Para reverter o quadro, o Unicef defende uma abordagem multifacetada que envolve a soma de esforços entre entes federativos, instituições e as próprias comunidades. Resende enfatiza a necessidade de ampliar investimentos e fortalecer a capacitação de técnicos e lideranças locais, garantindo que as soluções sejam sustentáveis e culturalmente adaptadas. A participação ativa das comunidades é vista como um pilar essencial para o sucesso das iniciativas, que devem priorizar o uso de fontes renováveis de energia e respeitar as especificidades de cada território.

Em sua atuação, o Fundo das Nações Unidas não apenas apoia a formulação e o fortalecimento de políticas públicas, mas também implementa ações concretas. No último ano, por exemplo, foram instalados sistemas de abastecimento de água movidos à energia solar no Amazonas e houve a ampliação de sistemas que servem o território Yanomami, em Roraima. Tais iniciativas demonstram o compromisso do Unicef em colaborar diretamente para a garantia do acesso à água, reconhecendo-o como um direito humano fundamental e um pré-requisito para o pleno desenvolvimento educacional e social.

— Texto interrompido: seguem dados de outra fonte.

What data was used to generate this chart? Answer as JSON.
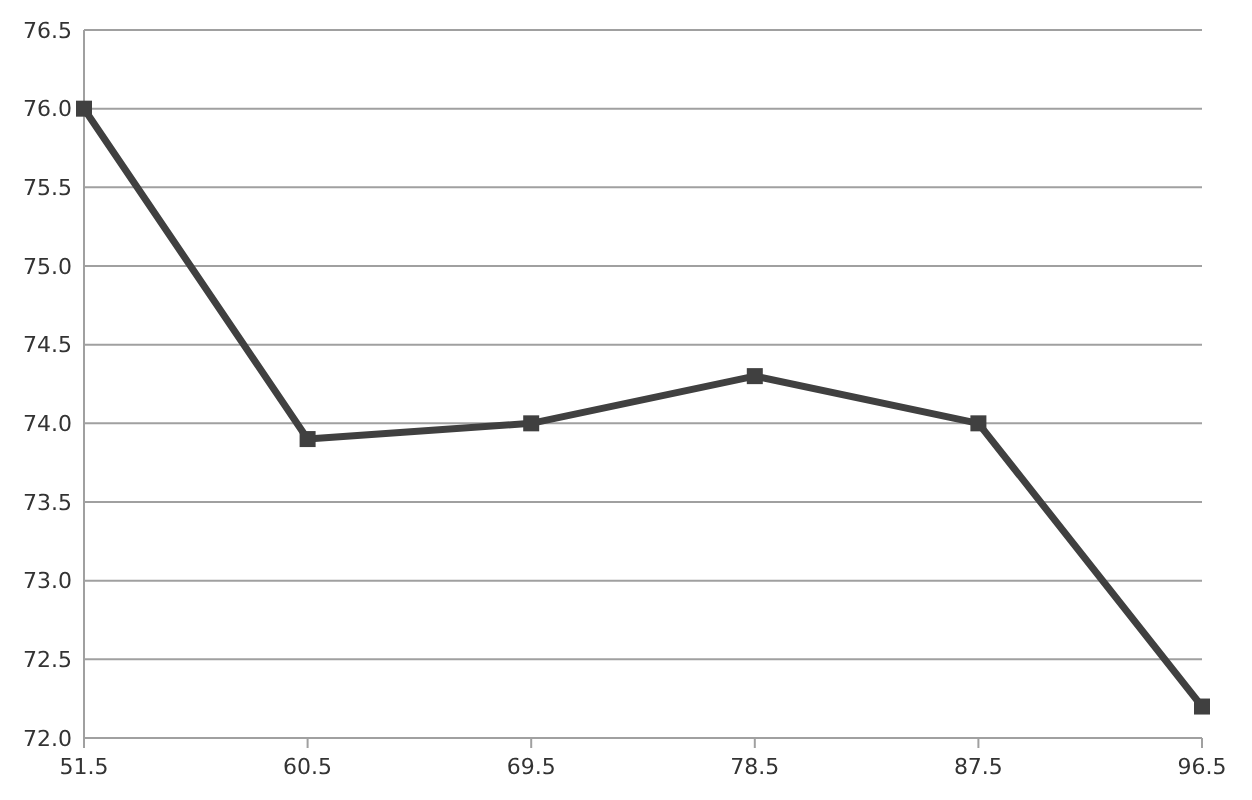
{
  "chart_data": {
    "type": "line",
    "x": [
      51.5,
      60.5,
      69.5,
      78.5,
      87.5,
      96.5
    ],
    "series": [
      {
        "color": "#404040",
        "values": [
          76.0,
          73.9,
          74.0,
          74.3,
          74.0,
          72.2
        ]
      }
    ],
    "xlim": [
      51.5,
      96.5
    ],
    "xticks": [
      51.5,
      60.5,
      69.5,
      78.5,
      87.5,
      96.5
    ],
    "ylim": [
      72.0,
      76.5
    ],
    "yticks": [
      {
        "value": 72,
        "label": "72.0"
      },
      {
        "value": 72.5,
        "label": "72.5"
      },
      {
        "value": 73,
        "label": "73.0"
      },
      {
        "value": 73.5,
        "label": "73.5"
      },
      {
        "value": 74,
        "label": "74.0"
      },
      {
        "value": 74.5,
        "label": "74.5"
      },
      {
        "value": 75,
        "label": "75.0"
      },
      {
        "value": 75.5,
        "label": "75.5"
      },
      {
        "value": 76,
        "label": "76.0"
      },
      {
        "value": 76.5,
        "label": "76.5"
      }
    ],
    "grid": "y",
    "marker": "square",
    "line_style": "solid"
  }
}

Conclusão: Rumo à Universalização do Direito à Água na Escola

Ainda que os dados mais recentes do Censo Escolar apontem para um avanço no acesso à água nas escolas públicas brasileiras, o número de 75 mil estudantes ainda privados desse direito básico é um lembrete contundente da jornada que ainda precisa ser percorrida. A garantia de água potável e saneamento adequado em cada instituição de ensino não é apenas uma questão de infraestrutura, mas um imperativo de saúde pública, educação de qualidade e equidade social. A mobilização de governos, sociedade civil e organizações como o Unicef é crucial para que, no futuro próximo, nenhuma criança ou adolescente tenha seu aprendizado ou sua dignidade comprometidos pela falta de um recurso tão essencial.